O passo da hélice é bastante sensível à temperatura do material. Uma das propriedades ópticas desses materiais é a reflexão seletiva da luz. Em outras palavras, há uma relação entre o passo da hélice e o comprimento de onda da luz refletida pela estrutura colestérica. Assim, uma das aplicações mais interessantes e práticas dos cristais líquidos na fase colestérica são os termômetros encapsulados em filmes finos. Quando em contato com uma superfície, entram em equilíbrio térmico com ela, de modo que o material líquido cristalino na fase colestérica sintoniza seu passo de hélice correspondente à temperatura do meio. Nessas condições apenas uma componente da luz branca incidente no termômetro vai ser refletida. Esses sensores térmicos são largamente utilizados em sessões de avaliação da temperatura corporal em grandes superfícies do corpo humano com a finalidade de identificar tanto regiões frias (baixa circulação sanguínea) quanto quentes (na presença de alta vascularização, como em tumores).

2.6. As fases “banana”

Até agora apresentamos apenas constituintes básicos com simetria uniaxial (calamítica e discótica) e biaxial (ortorrômbica). Entretanto, há outra família de moléculas que apresentam uma forma inusitada, batizada de “forma de banana” [7[7] G. Pezl, S. Diele e W. Weissflog, Advanced Materials 11, 707 (1999).].

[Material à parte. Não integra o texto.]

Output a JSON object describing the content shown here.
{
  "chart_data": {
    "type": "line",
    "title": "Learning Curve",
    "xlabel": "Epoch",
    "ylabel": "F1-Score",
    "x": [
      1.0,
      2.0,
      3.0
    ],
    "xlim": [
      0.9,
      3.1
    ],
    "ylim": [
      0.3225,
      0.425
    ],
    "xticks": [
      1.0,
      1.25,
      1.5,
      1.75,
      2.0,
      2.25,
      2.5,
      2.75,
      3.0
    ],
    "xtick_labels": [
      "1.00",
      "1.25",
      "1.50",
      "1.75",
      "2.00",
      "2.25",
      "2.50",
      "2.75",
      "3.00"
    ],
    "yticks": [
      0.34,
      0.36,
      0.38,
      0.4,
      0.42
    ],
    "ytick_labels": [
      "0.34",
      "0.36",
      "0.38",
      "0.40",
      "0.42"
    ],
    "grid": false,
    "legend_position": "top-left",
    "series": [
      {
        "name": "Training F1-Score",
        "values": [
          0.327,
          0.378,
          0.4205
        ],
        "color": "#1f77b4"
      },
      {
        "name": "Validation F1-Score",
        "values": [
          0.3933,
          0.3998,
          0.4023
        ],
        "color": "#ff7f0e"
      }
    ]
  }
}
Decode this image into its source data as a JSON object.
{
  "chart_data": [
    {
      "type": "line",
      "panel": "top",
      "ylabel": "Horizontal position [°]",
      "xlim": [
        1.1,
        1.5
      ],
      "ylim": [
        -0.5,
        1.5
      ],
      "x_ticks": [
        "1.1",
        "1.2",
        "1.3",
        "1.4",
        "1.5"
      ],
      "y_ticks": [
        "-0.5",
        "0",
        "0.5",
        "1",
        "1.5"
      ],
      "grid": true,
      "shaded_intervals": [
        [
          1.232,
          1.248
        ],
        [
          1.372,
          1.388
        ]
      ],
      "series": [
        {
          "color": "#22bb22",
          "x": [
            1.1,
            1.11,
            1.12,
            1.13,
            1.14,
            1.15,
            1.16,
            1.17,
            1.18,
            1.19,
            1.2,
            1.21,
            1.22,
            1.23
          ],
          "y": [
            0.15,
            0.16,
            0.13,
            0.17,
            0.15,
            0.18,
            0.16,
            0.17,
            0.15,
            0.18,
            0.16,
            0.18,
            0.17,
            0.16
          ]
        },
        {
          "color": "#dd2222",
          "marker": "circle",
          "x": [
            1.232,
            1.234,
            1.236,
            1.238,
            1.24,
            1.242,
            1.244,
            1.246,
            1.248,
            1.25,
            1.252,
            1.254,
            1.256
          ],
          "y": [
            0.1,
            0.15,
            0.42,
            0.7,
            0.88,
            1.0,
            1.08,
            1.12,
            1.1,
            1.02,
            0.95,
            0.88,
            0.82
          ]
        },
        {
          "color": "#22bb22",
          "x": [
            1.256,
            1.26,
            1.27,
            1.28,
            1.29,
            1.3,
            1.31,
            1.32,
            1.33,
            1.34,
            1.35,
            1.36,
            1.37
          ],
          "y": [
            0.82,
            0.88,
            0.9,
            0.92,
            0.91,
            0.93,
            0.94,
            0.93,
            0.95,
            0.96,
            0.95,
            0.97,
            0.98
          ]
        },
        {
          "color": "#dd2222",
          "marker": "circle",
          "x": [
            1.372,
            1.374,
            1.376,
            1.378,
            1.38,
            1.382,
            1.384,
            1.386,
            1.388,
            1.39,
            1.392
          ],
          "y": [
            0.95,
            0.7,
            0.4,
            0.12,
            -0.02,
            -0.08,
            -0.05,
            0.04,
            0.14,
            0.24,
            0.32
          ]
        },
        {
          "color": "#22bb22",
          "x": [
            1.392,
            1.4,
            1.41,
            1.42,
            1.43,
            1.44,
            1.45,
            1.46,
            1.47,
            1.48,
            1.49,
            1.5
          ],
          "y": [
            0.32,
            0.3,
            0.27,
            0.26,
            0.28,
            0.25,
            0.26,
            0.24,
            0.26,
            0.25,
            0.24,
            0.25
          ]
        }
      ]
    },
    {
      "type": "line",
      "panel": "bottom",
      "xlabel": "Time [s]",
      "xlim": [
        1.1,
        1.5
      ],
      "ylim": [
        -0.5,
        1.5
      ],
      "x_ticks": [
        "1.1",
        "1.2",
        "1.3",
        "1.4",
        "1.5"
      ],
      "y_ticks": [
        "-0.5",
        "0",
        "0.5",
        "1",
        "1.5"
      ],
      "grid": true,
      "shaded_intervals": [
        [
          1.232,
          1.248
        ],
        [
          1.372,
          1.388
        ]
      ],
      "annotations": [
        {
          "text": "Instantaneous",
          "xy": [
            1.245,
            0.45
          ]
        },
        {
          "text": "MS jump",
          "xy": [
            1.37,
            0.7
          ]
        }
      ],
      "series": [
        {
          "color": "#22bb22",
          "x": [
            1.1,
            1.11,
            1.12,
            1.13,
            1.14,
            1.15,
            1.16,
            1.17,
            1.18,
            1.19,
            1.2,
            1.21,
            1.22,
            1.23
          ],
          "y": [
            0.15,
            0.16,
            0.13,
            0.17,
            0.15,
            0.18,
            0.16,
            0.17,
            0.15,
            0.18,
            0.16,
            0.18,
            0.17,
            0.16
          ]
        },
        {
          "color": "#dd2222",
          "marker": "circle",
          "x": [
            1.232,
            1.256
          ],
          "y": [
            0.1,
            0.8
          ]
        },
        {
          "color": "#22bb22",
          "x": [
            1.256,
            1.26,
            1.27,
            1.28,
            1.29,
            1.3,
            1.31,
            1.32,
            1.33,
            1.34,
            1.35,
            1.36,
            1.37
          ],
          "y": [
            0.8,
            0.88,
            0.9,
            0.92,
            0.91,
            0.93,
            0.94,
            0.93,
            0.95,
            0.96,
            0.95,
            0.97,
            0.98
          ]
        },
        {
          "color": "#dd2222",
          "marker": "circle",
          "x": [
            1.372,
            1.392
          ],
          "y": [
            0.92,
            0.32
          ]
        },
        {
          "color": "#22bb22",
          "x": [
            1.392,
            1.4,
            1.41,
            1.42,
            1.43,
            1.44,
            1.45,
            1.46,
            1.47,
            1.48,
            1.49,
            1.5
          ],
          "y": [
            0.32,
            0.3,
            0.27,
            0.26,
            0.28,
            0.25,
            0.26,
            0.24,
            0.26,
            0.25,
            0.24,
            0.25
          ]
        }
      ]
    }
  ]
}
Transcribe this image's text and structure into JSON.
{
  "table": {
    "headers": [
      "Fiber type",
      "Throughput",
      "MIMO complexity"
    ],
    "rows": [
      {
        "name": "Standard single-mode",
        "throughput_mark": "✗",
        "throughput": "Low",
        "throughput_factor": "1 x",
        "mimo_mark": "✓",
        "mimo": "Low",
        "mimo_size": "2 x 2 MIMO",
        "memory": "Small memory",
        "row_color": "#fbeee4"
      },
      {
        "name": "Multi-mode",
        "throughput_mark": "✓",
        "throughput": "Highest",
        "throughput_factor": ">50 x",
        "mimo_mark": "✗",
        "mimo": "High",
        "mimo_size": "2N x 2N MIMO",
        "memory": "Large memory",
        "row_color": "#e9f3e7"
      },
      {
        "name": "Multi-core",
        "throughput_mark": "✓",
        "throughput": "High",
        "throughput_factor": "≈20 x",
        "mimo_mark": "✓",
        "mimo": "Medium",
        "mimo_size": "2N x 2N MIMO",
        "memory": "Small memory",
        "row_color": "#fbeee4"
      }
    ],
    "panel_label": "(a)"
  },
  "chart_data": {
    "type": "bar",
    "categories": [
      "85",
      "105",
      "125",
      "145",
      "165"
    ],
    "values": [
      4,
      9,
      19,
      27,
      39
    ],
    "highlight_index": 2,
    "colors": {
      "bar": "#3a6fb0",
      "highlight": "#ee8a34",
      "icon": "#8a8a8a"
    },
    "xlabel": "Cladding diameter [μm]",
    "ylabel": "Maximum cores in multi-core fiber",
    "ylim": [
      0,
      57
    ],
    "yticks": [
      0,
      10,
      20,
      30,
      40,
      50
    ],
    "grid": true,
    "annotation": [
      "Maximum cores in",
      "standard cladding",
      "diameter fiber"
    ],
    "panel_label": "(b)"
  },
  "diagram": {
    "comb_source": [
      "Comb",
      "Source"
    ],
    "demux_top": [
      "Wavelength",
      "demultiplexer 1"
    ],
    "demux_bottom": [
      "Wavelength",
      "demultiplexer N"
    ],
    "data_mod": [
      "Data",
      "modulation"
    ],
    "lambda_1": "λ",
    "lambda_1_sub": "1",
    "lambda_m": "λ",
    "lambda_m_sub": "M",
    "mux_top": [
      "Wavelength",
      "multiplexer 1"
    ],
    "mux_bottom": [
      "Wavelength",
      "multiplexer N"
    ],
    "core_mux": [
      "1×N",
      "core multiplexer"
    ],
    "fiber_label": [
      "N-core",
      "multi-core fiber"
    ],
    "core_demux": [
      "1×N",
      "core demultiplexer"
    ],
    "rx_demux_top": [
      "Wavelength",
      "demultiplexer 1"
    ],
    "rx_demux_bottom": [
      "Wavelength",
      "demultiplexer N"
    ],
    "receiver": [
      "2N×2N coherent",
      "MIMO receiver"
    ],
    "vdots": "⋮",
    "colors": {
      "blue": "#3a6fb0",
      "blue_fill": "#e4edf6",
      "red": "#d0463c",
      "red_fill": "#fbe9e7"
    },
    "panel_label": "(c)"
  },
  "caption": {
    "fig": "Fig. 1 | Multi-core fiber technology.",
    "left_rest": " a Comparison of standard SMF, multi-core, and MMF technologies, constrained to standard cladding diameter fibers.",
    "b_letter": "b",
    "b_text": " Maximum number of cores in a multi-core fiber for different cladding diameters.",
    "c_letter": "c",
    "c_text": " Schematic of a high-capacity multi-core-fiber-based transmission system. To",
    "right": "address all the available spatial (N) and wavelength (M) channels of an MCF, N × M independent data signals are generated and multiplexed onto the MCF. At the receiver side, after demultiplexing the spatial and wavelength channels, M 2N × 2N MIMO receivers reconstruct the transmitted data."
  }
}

A Figura 7 traz um exemplo de molécula com essa simetria. Os químicos orgânicos conseguem atualmente modificar o ângulo de dobra das duas pernas da molécula, bem como fazer essas pernas assimétricas colocando diferentes radicais. Apesar de já existir no ano de 1925 referencias a esse tipo de molécula, a “banana mania” realmente veio à tona em 1996. Essas moléculas originam novas estruturas e fases que foram denominadas Bi, com i = 1−7. Essas moléculas são aquirais, entretanto, podem originar fases quirais. Esse fato extraordinário se deve ao empacotamento espacial que moléculas com essa geometria podem apresentar. Há fases esméticas de complexidade muito maior do que aquelas representadas na Figura 6. Uma das promessas dos tecnólogos que trabalham com esse tipo de molécula é conseguir misturas que apresentem mesofases com efeitos eletro-ópticos a temperaturas próximas da ambiente, previsão esta ainda não realizada experimentalmente. Até o momento, essa propriedade essencial para qualquer aplicação dessas moléculas em dispositivos, só foi verificada em temperaturas muito elevadas. Por outro lado, elas apresentam algumas vantagens em relação às moléculas usualmente empregadas na indústria, como a elevada birrefringência óptica.

Figura 7
Moléculas com a forma de banana. R representa radicais dispostos nas extremidades.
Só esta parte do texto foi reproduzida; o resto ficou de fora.